Ein etwa zehnjähriges Mädchen stand eben vor dem Kühlregal, hielt dabei ein Baby auf dem Arm, hüpfte im Takt der Technoklänge auf und ab und schwenkte das Bündel mit zwei Armen dabei ebenso "taktvoll" hin und her.
Jaja, gleich an die Zappelmusik gewöhnen, das Kleine.
Im Verlauf eines etwa fünfminütigen Telefongesprächs klopfte im Hintergrund ein weiterer Anrufer an. Dieser Anrufer war erstaunlich ausdauernd, ließ einmal komplett durchklingeln und versuchte es nach einigen Sekunden erneut. Etwa eine Minute später beendete ich mein Gespräch und hatte den anklopfenden Kunden am Telefon:
SPAR-Markt Harste, guten Tag.
Bei Ihnen geht ja gar keiner ans Telefon.
Doch, ich bin rangegangen.
(Auch ohne, dass er sich gemeldet hatte, erkannte ich ihn an der Stimme. Ein älterer, mitunter recht wundersamer Herr, der sich schon seit Jahren von uns beliefern lässt. Zeitweise mit frischer Milch in rauhen Mengen.
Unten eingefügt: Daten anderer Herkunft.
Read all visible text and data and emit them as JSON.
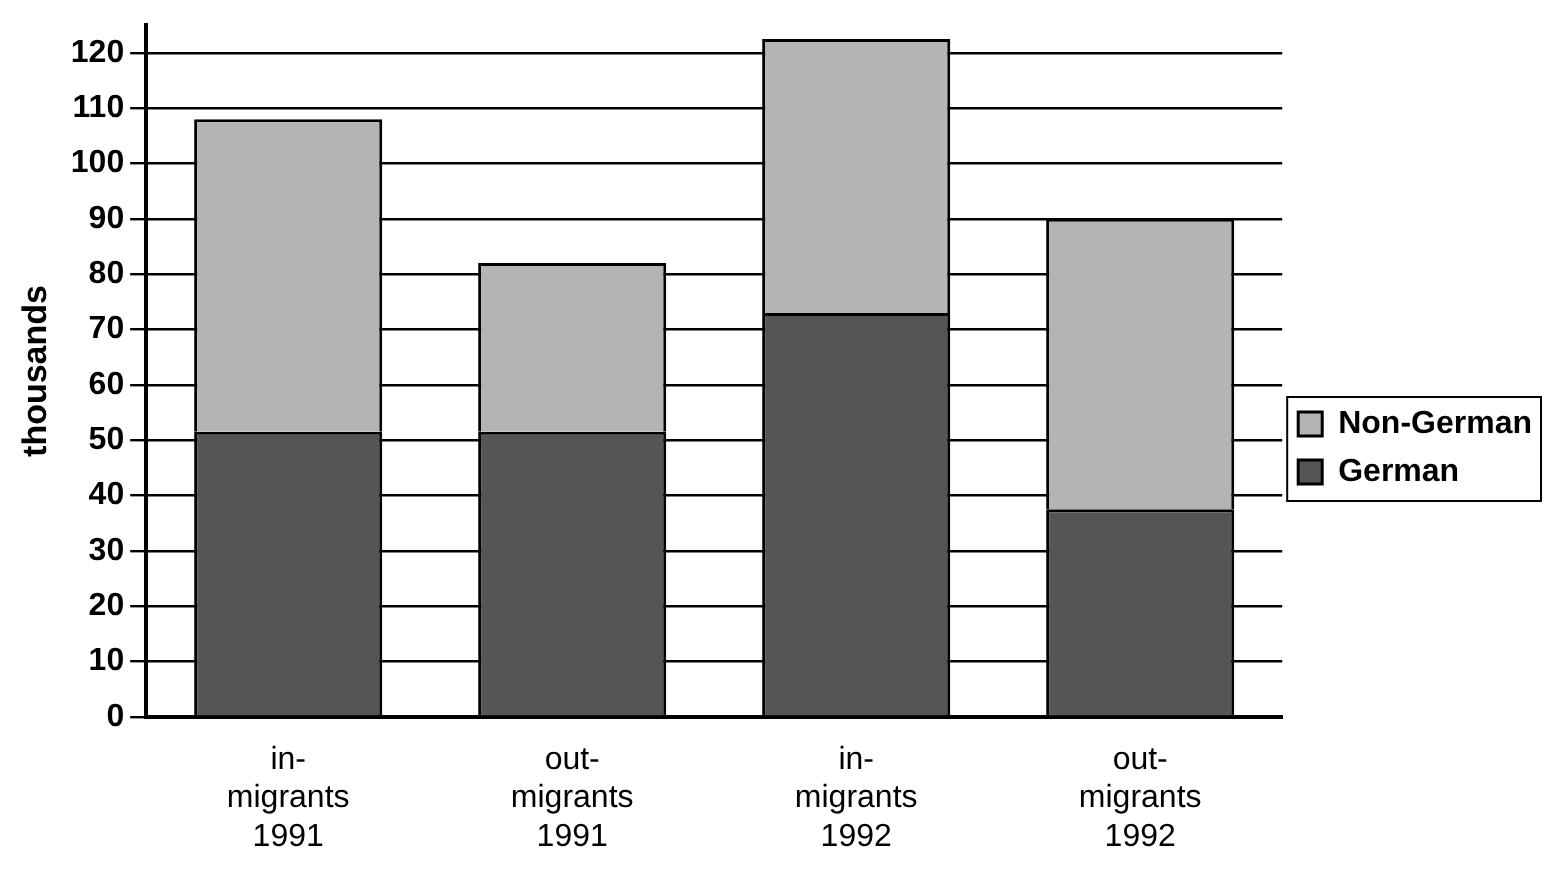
{
  "chart_data": {
    "type": "bar",
    "ylabel": "thousands",
    "categories": [
      "in-migrants 1991",
      "out-migrants 1991",
      "in-migrants 1992",
      "out-migrants 1992"
    ],
    "series": [
      {
        "name": "German",
        "color": "#555555",
        "values": [
          51.5,
          51.5,
          73,
          37.5
        ]
      },
      {
        "name": "Non-German",
        "color": "#b4b4b4",
        "values": [
          56.5,
          30.5,
          49.5,
          52.5
        ]
      }
    ],
    "stacked": true,
    "ylim": [
      0,
      125
    ],
    "yticks": [
      0,
      10,
      20,
      30,
      40,
      50,
      60,
      70,
      80,
      90,
      100,
      110,
      120
    ],
    "grid": "y",
    "legend": "right"
  }
}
Da er weder gegrüßt noch sich bemüht hat, freundlich zu sprechen, fand ich die Antwort angemessen.)
Ich versuch das schon seit einer halben Stunde.
Naja, ganz so lange dürfte es nicht gewesen sein.
Aber zwanzig Minuten bestimmt.
Dass es höchstens drei Minuten waren, versuchte ich erst gar nicht mit ihm auszudiskutieren. So war ein "Hmm..." alles, was ich dazu sagte.
Ich habe am Montag Bier bestellt. Das sollte heute geliefert weden! Ich warte!
Das wird heute Nachmittag geliefert. Das hatte ich Ihnen am Montag aber auch gesagt.
[War Dienstag, aber egal...]
Ich warte schon die ganze Woche. Und jetzt muss ich noch mehr warten!
Wie gesagt: Wir bringen die heute Nachmittag. Gegen 16 Uhr.
Ein Typ, der vor einigen Monaten hier rausgeflogen ist, weil er ein paar Tüten Chips klauen wollte, kam ins Lager gerannt. Etwas außer Atem und irgendwie "neben sich" forderte er uns hektisch auf, ihn aus dem Hinterausgang rauszulassen. "Sie wollen mich vermöbeln!", erklärte er.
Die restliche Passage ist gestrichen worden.